By the way, I've read about bayesian optimization (https://github.com/fmfn/BayesianOptimization), but don't have any understanding of how to use this with string and int parameters


Solution

  • According to the documentation , you have two solutions:

    • You can pass estimator = func to GridSearchCV, but you also need to pass a scoring function. The scoring function will take func's outputs and return a score (float) that GridSearchCV will seek to optimize. Example:
    def my_scoring_function(func_outputs):
    
      """
      process the outputs of func and return a score. 
    
      if func already reutrns the value you want to minimize, 
      my_scoring_function will be the identity function.
    
      score is the value to optimize
      """
    
      return score
    
    
    cv = GridSearchCV(estimator=func, param_grid=my_param_grid, scoring=my_scoring_function)
    


    • More complex, but elegant: You can rewrite your func as an object implementing scikit-learn's estimator methods (good tutorial here with a gid search example). This means that will basically follow a set of conventions that will make your function behave like scikit-learn's objects. GridSearchCV will then know how to deal with it. This might be overkill for your problem though.
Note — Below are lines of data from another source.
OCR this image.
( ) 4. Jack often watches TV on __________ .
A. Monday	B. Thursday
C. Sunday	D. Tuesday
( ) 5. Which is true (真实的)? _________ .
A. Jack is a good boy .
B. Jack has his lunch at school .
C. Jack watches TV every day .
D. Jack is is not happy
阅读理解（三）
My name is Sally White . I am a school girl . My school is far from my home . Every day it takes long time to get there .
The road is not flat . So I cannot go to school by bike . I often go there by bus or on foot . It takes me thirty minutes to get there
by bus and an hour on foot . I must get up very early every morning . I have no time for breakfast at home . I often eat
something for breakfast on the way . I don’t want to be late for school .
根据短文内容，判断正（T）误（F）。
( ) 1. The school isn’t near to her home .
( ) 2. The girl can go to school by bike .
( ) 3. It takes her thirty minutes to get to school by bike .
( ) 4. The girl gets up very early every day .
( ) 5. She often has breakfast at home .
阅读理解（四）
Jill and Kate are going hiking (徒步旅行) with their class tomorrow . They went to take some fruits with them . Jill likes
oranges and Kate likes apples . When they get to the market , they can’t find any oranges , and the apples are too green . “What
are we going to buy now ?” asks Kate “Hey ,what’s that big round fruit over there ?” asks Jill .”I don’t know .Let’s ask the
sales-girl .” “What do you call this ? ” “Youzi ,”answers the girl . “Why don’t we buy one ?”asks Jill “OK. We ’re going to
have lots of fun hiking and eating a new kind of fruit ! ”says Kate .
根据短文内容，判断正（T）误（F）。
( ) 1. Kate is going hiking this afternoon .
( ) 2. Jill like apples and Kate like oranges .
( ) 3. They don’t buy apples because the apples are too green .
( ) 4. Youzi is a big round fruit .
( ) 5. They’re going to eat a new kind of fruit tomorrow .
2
    Regarding bayesian optimisation, it is interesting if your problem meets the following criterions:

    • Evaluating your function is very costly (in terms of time/resource...) and you cannot afford calling it as many times as a grid search requires you to. In your case, you have 720 combinations of parameters to explore, so if one evaluation costs 10s, you will have to run the grid search for 7200s.
    • You want to explore a broader parameter space, or you want to search continuous spaces for some parameters. Typically, it can be interesting for the learning rate. In this case, you can also use a random search, also implemented in scikit learn.

    For more details on bayesian optimization I would recommend this article that I find very comprehensive.